Inside an Editor and Negative Cutter’s Journey to Stitch Together Orson Welles’ Final Film

When legendary director Orson Welles began shooting “The Other Side of the Wind” — an art-imitates-life story about a famous Hollywood director (played by John Huston) struggling to finish his final masterpiece — in 1970, he could never have predicted the long and winding road his own film was about to travel. Plagued by financial and legal issues, the production, which spanned years, was never completed, let alone released. Welles died in 1985.

Ultimately, more than 1,000 reels of film languished in a Paris vault until 2017, when producers Frank Marshall (a production manager on the initial shoot) and Filip Jan Rymsza spearheaded efforts to finally complete the film, which was released theatrically and streamed by Netflix on Nov. 2.

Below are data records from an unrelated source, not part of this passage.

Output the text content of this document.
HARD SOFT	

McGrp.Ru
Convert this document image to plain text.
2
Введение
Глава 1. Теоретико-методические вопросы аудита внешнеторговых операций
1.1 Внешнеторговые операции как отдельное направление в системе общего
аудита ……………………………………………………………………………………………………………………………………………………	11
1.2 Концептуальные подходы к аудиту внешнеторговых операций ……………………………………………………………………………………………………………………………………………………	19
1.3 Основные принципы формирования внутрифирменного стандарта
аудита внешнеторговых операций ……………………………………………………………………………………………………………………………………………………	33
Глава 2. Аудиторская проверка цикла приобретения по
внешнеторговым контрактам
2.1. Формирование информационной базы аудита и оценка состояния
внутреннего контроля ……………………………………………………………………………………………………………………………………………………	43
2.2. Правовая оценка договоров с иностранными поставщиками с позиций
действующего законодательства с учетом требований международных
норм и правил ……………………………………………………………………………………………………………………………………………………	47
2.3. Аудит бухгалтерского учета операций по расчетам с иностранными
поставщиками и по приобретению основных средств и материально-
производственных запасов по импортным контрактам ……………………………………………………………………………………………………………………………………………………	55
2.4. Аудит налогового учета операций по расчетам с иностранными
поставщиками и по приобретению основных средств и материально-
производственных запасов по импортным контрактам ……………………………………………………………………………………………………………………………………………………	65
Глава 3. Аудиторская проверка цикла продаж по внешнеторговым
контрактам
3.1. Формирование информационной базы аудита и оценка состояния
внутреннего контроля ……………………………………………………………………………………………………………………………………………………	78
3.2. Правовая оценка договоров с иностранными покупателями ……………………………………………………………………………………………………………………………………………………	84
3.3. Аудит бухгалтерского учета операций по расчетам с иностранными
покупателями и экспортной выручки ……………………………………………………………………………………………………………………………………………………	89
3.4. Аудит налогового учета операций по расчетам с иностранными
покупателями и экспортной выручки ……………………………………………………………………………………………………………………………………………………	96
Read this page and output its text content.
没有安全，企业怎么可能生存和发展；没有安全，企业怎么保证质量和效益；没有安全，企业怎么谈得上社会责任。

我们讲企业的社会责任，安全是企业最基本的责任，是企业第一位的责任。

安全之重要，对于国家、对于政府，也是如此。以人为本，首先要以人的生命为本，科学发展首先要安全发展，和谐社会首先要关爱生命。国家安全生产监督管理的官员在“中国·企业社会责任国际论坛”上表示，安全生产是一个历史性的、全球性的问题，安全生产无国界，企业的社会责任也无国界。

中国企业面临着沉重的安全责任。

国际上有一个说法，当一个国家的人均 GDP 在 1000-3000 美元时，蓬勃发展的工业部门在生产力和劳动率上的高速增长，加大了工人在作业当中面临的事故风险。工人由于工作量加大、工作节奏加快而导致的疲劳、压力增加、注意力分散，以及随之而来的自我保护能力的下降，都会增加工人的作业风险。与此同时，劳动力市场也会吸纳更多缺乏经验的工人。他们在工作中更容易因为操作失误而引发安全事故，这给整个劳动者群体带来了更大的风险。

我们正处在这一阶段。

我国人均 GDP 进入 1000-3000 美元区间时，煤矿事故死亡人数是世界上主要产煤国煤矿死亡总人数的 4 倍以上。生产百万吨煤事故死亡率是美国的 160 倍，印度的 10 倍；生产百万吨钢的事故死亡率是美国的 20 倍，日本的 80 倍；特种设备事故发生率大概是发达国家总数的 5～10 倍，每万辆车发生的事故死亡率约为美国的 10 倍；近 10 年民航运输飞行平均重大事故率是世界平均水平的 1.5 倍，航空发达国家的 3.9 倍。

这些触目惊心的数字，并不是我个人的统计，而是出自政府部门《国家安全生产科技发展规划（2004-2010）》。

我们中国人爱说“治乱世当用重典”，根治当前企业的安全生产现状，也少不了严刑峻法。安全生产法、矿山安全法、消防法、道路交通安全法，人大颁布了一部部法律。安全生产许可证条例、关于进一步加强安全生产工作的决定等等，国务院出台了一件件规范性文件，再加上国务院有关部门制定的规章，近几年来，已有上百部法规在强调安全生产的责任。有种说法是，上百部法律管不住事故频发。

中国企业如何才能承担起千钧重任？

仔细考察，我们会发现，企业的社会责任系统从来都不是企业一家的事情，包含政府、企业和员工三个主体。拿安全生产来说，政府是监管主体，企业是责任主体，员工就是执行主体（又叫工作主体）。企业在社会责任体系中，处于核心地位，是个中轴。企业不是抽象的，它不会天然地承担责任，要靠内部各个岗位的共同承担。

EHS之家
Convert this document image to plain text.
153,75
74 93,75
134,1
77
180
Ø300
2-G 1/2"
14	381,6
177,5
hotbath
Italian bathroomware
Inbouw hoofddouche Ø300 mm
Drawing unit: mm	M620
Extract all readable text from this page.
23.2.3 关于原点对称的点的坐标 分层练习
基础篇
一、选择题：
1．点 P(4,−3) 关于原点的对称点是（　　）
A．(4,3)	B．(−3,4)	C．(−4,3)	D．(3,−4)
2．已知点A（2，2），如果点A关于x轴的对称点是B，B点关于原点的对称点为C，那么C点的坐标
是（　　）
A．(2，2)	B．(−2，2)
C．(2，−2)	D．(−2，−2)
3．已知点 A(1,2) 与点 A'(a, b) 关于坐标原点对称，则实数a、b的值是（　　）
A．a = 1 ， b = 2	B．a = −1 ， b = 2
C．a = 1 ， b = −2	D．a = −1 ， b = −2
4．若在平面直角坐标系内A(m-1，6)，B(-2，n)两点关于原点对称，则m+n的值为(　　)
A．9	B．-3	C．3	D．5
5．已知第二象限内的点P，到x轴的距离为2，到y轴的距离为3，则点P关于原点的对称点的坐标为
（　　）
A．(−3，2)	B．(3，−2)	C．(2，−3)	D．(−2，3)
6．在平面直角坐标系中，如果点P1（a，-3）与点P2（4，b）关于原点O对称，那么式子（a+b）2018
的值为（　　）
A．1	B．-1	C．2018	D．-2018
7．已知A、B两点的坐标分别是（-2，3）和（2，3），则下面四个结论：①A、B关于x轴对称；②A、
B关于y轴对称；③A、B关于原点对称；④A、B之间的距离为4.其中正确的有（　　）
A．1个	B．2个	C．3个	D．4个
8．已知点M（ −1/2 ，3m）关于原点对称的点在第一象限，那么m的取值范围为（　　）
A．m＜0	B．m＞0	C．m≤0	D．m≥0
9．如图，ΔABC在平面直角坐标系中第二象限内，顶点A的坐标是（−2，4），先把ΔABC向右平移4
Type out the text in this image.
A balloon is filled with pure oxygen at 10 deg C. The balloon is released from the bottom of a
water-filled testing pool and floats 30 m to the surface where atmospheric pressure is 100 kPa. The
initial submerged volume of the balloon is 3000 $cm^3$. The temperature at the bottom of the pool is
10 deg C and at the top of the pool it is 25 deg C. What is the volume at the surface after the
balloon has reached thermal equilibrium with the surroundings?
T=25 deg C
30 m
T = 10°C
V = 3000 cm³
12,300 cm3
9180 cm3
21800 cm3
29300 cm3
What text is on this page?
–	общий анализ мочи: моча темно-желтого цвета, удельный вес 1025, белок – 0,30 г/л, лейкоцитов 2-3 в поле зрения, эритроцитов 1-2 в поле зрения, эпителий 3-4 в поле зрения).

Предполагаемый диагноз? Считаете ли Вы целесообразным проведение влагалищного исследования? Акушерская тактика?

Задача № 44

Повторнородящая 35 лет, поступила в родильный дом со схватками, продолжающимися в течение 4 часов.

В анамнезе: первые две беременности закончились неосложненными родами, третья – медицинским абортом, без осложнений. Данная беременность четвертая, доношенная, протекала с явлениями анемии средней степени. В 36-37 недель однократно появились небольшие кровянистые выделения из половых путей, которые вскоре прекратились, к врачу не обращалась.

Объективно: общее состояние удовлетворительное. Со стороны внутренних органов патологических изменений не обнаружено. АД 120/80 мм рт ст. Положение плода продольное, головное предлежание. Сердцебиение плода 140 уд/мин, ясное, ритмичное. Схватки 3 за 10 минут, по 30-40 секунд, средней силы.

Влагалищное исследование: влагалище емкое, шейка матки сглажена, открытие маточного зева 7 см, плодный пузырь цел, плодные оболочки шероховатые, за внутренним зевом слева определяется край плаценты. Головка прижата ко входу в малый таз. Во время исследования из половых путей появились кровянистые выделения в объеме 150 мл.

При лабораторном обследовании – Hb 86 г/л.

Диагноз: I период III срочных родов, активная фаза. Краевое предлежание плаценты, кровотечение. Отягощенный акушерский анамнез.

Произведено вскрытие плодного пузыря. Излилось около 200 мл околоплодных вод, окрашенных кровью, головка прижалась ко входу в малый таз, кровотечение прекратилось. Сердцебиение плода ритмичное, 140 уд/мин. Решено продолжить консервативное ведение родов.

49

To reach this point, a team of artisans including Oscar-winning editor Bob Murawski (“The Hurt Locker”) and negative archivist Mo Henry, the negative cutter of better than 300 films, notably “The Dark Knight” and “The Matrix,” labored for more than a year to painstakingly assemble the puzzle left behind by Welles almost 50 years ago.

“I had to go through nearly 1,100 cans using magnifying glasses and try to put them in sequence,” says Henry. “So you could get a can with some 50 strips of 16mm negative in it, and we’d try to find slates where possible, although many were removed, which is another irony, since the film mentions that — and then it happens in real life. It felt like Orson’s joke from the grave: a film within a film within a film.”